For the third time since President Barack Obama signed it into law on March 23, 2010, the Supreme Court has saved the Affordable Care Act’s bacon, and this time the decision wasn’t even close.
In a 7-2 decision, the Justices didn’t address the Constitutionality of the law, but rather the question of standing. The Republican officials who brought the case argued that the ACA was no longer Constitutional because, in 2017, Congress eliminated the requirement that Americans obtain health insurance or pay a tax penalty. The saving grace for the ACA this time was a technicality —the plaintiffs didn’t have standing because they did not suffer the “sort of direct injury that gave them standing to sue,” the New York Times wrote.
In a prepared statement, American Medical Association President Gerald E. Harmon, MD, praised the high court’s decision calling it a “…victory for patients and for the gains in health care coverage achieved through the Affordable Care Act (ACA).”
Harmon signaled that it is time to move on to “…strengthening the current law and look forward to policymakers advancing solutions to improve the ACA. The AMA will continue working to expand access to health care and ensure that all Americans have meaningful, comprehensive, and affordable health coverage to improve the health of the nation. We have a plan—2021 and Beyond: AMA’s Plan for the Uninsured—to do just that.”
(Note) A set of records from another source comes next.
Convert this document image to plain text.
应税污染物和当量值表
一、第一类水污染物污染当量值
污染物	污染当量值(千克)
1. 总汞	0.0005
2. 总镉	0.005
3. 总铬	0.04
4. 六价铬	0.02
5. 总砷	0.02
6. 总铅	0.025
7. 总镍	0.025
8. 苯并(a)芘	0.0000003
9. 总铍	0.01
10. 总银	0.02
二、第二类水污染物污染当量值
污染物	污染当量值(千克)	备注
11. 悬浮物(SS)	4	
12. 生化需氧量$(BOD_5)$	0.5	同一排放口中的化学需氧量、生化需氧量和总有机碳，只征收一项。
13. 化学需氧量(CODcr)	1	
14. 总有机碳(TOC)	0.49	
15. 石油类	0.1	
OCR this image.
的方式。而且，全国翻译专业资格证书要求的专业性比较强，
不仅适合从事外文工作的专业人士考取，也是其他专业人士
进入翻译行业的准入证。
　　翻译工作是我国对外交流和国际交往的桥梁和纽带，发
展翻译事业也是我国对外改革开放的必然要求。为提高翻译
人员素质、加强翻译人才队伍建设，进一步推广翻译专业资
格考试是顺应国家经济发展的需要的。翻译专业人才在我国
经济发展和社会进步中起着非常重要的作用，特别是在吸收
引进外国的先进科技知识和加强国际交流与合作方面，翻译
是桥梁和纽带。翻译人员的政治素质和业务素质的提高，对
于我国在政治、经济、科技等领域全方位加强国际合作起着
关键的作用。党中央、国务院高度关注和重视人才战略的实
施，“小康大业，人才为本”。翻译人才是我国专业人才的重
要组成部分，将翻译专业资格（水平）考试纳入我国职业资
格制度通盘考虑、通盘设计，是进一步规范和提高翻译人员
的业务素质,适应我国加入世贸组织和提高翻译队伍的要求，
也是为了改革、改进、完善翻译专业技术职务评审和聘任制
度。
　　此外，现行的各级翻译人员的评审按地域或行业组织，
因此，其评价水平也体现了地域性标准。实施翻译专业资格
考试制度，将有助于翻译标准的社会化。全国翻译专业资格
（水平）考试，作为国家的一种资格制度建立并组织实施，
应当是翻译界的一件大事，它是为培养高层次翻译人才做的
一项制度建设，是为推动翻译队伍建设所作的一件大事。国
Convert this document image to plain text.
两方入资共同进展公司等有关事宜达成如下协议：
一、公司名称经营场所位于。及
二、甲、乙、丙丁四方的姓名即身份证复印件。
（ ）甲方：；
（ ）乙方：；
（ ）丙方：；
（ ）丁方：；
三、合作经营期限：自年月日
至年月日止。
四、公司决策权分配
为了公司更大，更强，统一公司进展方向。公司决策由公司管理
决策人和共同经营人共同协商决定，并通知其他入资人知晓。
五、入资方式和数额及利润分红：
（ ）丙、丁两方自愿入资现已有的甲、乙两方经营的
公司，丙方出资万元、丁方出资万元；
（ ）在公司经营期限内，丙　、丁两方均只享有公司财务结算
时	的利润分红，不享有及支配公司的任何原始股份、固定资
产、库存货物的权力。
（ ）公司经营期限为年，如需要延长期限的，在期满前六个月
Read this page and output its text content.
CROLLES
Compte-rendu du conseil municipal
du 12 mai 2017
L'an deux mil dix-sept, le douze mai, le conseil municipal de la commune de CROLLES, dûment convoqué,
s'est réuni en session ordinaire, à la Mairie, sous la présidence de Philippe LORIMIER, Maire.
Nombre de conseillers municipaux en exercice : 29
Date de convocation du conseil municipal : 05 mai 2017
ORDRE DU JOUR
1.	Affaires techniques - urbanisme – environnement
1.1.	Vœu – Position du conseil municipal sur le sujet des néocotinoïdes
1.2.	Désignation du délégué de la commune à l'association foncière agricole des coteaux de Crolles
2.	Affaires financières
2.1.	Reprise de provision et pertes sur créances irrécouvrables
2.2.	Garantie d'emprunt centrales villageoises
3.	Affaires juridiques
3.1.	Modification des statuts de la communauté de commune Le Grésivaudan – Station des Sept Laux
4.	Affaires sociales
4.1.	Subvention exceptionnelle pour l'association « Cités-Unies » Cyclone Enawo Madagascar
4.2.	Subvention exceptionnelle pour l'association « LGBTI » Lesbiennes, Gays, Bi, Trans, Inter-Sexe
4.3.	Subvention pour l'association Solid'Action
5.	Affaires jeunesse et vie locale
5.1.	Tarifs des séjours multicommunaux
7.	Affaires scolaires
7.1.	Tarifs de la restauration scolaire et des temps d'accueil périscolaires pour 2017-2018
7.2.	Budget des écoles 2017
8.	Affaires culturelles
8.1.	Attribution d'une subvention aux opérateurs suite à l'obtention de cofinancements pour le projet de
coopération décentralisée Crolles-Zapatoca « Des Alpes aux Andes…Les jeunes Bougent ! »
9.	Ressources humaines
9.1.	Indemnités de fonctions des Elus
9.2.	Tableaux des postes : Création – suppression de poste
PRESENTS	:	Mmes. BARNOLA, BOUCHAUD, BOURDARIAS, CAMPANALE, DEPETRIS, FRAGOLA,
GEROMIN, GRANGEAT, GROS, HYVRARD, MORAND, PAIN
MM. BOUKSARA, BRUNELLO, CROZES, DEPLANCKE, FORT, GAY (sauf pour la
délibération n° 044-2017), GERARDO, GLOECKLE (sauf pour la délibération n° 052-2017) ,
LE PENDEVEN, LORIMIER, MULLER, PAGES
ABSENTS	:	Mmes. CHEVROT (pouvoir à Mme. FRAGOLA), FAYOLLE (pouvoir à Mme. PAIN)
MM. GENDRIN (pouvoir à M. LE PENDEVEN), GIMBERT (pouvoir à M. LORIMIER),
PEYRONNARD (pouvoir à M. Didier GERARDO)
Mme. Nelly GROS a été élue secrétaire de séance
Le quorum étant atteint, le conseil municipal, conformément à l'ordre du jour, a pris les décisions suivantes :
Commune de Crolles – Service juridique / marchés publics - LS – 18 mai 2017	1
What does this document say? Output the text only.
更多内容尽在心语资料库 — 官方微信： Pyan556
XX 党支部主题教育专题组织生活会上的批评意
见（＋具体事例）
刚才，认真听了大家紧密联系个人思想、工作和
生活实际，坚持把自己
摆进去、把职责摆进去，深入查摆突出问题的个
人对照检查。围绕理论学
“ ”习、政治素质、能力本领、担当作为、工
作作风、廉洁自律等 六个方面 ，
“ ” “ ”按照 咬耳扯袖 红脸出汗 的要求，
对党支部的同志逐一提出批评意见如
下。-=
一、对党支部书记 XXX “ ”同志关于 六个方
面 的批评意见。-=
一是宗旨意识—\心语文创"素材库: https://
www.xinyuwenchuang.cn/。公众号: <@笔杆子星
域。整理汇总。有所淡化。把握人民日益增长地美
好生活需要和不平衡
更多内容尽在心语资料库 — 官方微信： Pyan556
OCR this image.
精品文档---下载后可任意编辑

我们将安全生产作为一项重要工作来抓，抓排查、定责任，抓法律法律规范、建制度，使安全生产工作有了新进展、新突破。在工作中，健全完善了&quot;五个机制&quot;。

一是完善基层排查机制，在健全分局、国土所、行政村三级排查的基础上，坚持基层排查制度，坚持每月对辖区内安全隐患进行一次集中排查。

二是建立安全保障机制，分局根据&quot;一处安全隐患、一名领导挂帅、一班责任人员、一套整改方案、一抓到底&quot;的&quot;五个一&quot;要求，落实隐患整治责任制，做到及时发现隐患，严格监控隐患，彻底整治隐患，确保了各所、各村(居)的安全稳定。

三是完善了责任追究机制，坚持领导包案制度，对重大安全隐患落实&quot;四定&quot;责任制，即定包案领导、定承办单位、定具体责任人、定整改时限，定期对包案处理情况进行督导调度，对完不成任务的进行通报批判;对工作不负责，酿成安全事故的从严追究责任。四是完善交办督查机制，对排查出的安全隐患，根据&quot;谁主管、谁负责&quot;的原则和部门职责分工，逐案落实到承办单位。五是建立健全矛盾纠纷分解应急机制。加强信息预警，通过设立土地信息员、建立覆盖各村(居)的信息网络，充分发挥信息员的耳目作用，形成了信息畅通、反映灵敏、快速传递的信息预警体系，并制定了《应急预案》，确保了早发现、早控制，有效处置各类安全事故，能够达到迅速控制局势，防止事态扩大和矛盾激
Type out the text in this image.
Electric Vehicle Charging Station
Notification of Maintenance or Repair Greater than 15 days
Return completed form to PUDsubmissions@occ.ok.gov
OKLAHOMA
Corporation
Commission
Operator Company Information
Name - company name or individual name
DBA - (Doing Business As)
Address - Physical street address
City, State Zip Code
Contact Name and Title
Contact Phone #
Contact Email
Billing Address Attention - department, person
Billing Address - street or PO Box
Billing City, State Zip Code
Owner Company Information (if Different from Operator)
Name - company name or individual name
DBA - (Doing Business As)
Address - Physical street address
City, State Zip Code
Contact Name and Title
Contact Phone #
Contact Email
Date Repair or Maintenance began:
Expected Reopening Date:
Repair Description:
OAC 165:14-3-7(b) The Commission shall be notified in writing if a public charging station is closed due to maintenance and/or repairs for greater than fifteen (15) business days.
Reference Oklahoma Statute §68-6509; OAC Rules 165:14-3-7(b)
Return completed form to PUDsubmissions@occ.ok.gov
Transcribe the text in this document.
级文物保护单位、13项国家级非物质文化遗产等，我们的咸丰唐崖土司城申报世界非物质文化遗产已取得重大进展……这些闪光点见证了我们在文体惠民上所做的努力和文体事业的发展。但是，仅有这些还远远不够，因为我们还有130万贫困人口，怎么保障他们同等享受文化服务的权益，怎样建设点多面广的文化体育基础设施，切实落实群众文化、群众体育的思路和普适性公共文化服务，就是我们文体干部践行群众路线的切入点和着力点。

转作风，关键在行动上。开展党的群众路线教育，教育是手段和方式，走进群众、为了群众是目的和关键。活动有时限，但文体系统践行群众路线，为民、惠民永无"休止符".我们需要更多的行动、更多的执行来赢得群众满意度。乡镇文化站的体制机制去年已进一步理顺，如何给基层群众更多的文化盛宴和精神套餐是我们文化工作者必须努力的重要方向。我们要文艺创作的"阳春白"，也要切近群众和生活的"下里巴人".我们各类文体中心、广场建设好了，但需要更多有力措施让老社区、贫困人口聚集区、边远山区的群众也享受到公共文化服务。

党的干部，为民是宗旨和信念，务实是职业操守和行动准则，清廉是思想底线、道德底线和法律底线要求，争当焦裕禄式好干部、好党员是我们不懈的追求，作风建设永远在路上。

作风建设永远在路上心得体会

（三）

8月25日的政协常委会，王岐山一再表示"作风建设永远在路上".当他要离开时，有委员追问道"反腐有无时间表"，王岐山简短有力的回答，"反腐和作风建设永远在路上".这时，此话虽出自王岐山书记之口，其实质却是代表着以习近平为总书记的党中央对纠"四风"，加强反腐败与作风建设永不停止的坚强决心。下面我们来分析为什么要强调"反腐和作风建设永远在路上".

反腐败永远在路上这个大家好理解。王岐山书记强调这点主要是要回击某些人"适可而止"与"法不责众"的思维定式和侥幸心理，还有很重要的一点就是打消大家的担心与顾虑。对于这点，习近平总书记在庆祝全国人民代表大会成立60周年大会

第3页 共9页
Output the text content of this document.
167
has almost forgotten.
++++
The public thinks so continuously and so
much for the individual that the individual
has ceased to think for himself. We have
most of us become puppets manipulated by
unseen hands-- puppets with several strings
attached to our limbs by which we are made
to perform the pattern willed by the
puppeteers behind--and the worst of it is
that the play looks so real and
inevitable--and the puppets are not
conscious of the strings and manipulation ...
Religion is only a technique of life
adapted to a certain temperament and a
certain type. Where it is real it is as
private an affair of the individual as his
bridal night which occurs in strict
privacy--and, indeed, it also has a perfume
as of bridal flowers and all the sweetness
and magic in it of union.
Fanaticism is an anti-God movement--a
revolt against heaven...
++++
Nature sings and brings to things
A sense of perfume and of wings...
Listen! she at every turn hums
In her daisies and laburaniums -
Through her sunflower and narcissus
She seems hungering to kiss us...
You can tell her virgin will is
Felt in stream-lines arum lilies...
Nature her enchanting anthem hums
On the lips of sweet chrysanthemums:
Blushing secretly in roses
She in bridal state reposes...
The law was first challenged in 2012, and the argument then was that mandating health insurance coverage and imposing a financial penalty for those who refused to obtain it was unconstitutional. At that time, the Justices ruled 5-4, with Chief Justice John G. Roberts joining the coalition of four liberal Justices in a decision that said the mandate was constitutional because Congress has the authority to levy taxes.
In 2015, the ACA was again before the Justices, but this time the issue was the authority of the Federal government to provide tax subsidies to help poor and middle-class Americans pay for health insurance. That time the ACA survived by a 6-3 ruling, with the Chief Justice ruling with the majority and Justice Antonin Scalia reading from the bench a scathing dissent, in which he called the “majority’s reasoning ’quite absurd’ and ’interpretive jiggery-pokery.’“
The ACA—which Republicans originally derided as Obamacare in an effort to marshal public opposition to the law that Obama considered a seminal achievement of his presidency—was believed by many to be a factor in the 2010 mid-term elections, in which Democrats suffered what Obama called a “shellacking” and Republicans regained control of the House of Representatives.
Getting rid of Obamacare became a main theme of Mitt Romney’s presidential campaign to defeat Obama in 2012, but Obama hung onto the presidency, even while Republicans held the House. Then, in 2014, the GOP gained a majority in the Senate and maintained control of the House, and once more ridding the nation of Obamacare was the rallying cry.
In the 2016 presidential campaign, candidate Donald Trump pledged to end Obamacare, and his victory, along with Republican control of Congress, was seen by many as the death knell for the ACA.
But it was not to be for a variety of reasons, with perhaps the most important being the simple fact that many Americans learned to like—if not love—the ACA. Importantly, Democrats recognized that the ACA had gained in popularity, and even the moniker Obamacare was no longer considered a negative. Democrats regained control of the House, which essentially shut down legislative efforts to nullify the ACA.
And then, the unexpected happened: a Texas challenge to the ACA was actually going be heard by the Supreme Court, so once again the ACA became the stuff of campaign promises and threats—even more so, as the balance of the court was now decidedly conservative with only three liberals remaining.
But Joseph R. Biden, a vocal supporter of the ACA, was the victor, and Democrats managed to eke out narrow majorities in the House and Senate, so once again, the bell did not toll for Obamacare.